J.S. Bach is well-known enough, though. His O Jesu Christ, meins Lebens Licht was introduced by Peter Gould’s ambulatory footwork that steadily paced throughout the piece beneath extended soprano lines.
His cousin, J.C.’s Fürchte dich nicht was followed by excursions into Aus tiefer Not by Michael Praetorius in which the divergent parts became one to finish and Peter provided an organ account of the same by Johann Sebastian before the programme gathered momentum with his predecessor in the Leipzig job, Johann Kuhnau’s, Trisis est anima mea, immediately more sombre but with some soaring soprano lines generating quite moving melancholy and then the Credo in F by Antonio Lotti changed up a couple of gears with a rhythmic, more characteristically ‘baroque’, and bigger, sound. It’s not everybody that can set words like ‘consubstantialem’ quite so effortlessly to music.
In the second half, Charpentier’s Le Reniement (Denial) of St. Pierre featured what was probably the high point with the 4-part ensemble drama of, Non, non sum, vere non eram, the choir having resources enough to distribute six solo parts from within its own ranks who performed impressively although, to be overly picky, the ‘vere’ seemed to get literally lost from the text translation. Really. The piteous consequence of the ‘non sum’ denial did nothing to suggest that there shouldn’t be more performances of Charpentier wherever they can be made available.

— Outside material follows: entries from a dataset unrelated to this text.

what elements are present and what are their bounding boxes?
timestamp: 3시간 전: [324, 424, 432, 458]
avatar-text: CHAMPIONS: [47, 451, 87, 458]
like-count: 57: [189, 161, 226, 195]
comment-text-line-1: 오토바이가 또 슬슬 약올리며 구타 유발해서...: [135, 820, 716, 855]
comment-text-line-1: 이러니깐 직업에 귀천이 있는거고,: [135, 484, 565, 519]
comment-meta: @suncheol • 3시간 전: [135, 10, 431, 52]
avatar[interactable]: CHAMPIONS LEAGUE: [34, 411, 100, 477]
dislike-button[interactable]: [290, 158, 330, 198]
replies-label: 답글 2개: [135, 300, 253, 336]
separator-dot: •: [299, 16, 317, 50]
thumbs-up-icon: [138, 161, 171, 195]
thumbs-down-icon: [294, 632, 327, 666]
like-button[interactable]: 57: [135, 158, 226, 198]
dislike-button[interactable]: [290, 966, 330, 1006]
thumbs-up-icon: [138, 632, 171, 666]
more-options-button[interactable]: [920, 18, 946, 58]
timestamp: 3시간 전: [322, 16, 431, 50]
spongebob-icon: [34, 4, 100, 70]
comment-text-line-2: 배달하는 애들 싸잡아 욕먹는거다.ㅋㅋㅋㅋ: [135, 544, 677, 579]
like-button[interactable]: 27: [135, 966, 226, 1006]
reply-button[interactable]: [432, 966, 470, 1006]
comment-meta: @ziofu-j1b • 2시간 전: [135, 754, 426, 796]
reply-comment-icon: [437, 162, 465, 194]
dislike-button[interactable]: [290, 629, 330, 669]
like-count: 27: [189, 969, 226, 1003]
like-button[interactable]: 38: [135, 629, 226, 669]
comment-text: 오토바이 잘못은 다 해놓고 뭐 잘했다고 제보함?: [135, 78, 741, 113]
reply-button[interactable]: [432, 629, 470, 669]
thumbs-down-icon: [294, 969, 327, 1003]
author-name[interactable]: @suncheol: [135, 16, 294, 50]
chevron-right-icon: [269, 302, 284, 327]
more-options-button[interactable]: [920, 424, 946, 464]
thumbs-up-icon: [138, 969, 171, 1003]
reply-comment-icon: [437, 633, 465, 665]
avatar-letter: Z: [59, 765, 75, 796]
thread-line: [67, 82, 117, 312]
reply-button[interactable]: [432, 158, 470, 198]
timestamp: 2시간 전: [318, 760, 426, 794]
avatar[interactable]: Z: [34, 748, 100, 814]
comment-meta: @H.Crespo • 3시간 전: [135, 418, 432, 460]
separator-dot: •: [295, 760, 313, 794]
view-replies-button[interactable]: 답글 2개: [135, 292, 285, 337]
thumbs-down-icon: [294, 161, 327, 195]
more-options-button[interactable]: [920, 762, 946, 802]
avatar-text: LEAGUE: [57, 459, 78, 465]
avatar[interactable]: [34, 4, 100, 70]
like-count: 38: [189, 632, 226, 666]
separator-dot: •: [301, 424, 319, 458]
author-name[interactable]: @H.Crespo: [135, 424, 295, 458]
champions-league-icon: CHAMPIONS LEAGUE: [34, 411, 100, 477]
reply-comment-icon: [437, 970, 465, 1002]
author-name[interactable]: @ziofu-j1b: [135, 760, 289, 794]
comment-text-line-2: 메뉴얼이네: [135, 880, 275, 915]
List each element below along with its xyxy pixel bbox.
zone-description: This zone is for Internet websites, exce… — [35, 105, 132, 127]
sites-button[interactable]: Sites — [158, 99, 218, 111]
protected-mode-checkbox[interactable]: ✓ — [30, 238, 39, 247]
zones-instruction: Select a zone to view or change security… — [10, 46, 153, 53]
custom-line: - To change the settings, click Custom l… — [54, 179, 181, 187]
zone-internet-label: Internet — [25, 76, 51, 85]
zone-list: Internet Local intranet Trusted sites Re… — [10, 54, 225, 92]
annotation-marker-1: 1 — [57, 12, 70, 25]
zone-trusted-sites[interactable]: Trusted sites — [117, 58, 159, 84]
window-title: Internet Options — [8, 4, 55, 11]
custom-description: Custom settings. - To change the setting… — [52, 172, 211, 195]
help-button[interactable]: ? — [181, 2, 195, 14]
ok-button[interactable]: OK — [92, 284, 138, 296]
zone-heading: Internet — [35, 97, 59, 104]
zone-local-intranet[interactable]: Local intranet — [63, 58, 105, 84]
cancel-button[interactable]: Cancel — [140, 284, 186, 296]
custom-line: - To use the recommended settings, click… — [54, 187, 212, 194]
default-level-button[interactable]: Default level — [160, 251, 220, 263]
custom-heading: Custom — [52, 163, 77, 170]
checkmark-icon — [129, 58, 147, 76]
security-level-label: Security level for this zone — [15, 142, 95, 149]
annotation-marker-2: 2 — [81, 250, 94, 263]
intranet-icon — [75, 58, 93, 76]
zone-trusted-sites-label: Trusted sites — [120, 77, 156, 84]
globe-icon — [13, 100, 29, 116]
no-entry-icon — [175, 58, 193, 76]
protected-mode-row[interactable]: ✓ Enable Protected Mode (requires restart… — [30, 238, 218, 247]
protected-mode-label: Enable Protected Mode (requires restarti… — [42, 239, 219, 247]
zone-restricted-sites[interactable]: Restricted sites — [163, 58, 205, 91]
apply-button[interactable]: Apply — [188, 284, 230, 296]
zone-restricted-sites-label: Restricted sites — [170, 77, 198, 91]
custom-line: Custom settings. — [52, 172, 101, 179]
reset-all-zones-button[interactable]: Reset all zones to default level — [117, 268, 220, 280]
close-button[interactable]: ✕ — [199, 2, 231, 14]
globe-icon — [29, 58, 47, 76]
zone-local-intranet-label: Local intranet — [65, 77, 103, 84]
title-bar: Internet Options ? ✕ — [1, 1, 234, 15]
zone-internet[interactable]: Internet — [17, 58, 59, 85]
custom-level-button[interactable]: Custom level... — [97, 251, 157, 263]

It’s possible Bach’s reputation wouldn’t be what it is now without Mendelssohn’s C19th advocacy and Peter’s second half interlude, the first movement of his Sonata no.3, was surely a tribute and owes a debt but one was taken with some fancy footwork on the pedals that led into its final passage.
Caldara’s Stabat Mater was written in 1725 when Pergolesi was 15. They both died in 1736, the younger of them far too young but not before he’d improved on it. Caldara’s account augments the text’s rhyme scheme of AABCCB with a succession of ‘dying falls’ but the poetry, or the perceived power of redemption generated by the injuries and suffering provide the balm that the Portsmouth Baroque Choir are especially adept at providing.
There was plenty of it, about an hour and a half of music presumably all put together and rehearsed since Christmas and they’ve got two concerts to do in early July, the second of which is Messiah. There’s no rest for the wicked (Isaiah 48.22). There doesn’t appear to be much for the righteous, either. It does them great credit.
Ian Schofield has also written:
“We both enjoyed last night’s concert. I enjoyed the opening Bach number, very melodic and made a really good start to the concert. I especially liked the Caldara Stabat Mater, I thought the altos were very nimble (and together) in the quite athletic solo number and there were some very neat short trills from the sopranos – yes, would be good to hear this with strings and trombones [the original orchestration].
The men’s lines have benefited from additional voices and sounded very confident and secure even in double choir formation. Congratulations to the soloists in some quite challenging passages of Charpentier.
“A goodly sized audience and a great venue (hard seats aside) too, probably a slightly biased view because it’s quite easy for us to get there.”